His only real regret, besides losing the boy, is that he’ll never be able to tell anyone what happened today. If he did, bushwhackers would be lining up for a chance to hunt down the men who attacked Beau Rivage. He would only have to say the magic words “black men with guns,” and he could just sit back and watch. They’d string up free blacks and fugitives both from here to Topeka without even asking if they’d been part of the raiding party and maybe lynch a dozen Jayhawkers for good measure. While he’s at it, he could probably get them to do away with Carrie Vinton and that doctor lover of hers in some satisfyingly unpleasant way, get the boy back if the little brat hasn’t drowned, and start spending Deacon’s money. But to do all that he’d have to admit he’s been outshot and outsmarted by a band of black soldiers, a woman, and a toddler with teeth like a serpent. He’d never live it down.
Clark kicks his horse into a fast walk. The only thing that stands between him and the boat now is the slave pen, but he never notices slaves unless he’s selling them, buying them, or entertaining himself with them, which is why, when a tall black woman walks out of the gate and stands in front of him blocking the road, he is so taken by surprise that he doesn’t notice she’s holding a rifle.
“Henry Clark!” she yells. “My name is Jane and you hurt my babies!” And lifting the rifle, she pulls the trigger and becomes the death Henry Clark never thought he would meet.
As he lies in the dust bleeding and in pain, she draws close and bends over him. Clark looks up at her with eyes filled with resentment. “You had no right to shoot me,” he gasps. “I should only be shot by a white man.”

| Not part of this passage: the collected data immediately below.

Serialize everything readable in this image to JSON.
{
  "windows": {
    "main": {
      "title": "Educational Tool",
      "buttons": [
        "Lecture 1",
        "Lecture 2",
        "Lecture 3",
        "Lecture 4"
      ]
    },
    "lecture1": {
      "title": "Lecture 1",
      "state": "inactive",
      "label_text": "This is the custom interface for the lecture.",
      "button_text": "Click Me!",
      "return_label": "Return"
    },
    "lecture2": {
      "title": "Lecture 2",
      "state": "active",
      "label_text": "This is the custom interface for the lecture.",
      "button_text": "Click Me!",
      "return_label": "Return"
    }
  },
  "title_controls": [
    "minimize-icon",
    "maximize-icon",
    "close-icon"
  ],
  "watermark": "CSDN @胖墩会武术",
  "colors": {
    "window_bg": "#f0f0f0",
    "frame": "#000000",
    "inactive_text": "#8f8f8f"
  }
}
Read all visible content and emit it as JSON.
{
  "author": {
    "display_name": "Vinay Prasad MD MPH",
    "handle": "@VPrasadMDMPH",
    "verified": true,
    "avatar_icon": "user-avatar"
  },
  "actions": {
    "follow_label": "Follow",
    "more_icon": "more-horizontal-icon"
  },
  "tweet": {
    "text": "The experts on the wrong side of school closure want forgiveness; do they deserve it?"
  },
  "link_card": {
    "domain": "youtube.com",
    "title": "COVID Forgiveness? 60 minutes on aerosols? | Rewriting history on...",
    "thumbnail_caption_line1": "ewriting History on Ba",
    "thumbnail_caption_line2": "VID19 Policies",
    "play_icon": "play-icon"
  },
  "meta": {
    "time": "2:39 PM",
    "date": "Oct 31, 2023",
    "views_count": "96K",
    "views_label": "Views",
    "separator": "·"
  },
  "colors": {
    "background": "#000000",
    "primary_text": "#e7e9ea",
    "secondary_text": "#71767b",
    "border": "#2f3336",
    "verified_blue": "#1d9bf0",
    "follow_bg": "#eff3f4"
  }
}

“Sometimes you got to take what you can get,” Jane says.
“Is that so?”
“It is.”
Clark blinks and his blue eyes grow opaque. He licks his lips and groans. “It—” he says. He lifts up his hands as if to ward off something big. “It—” he repeats.
“‘It’ what?” Jane asks, but Henry Clark, who has made a habit of not finishing his sentences, does not reply. Waving his hands in an agitated way, he stares at a place just over her left shoulder with a look of such terror that Jane is glad she cannot see whatever he is seeing.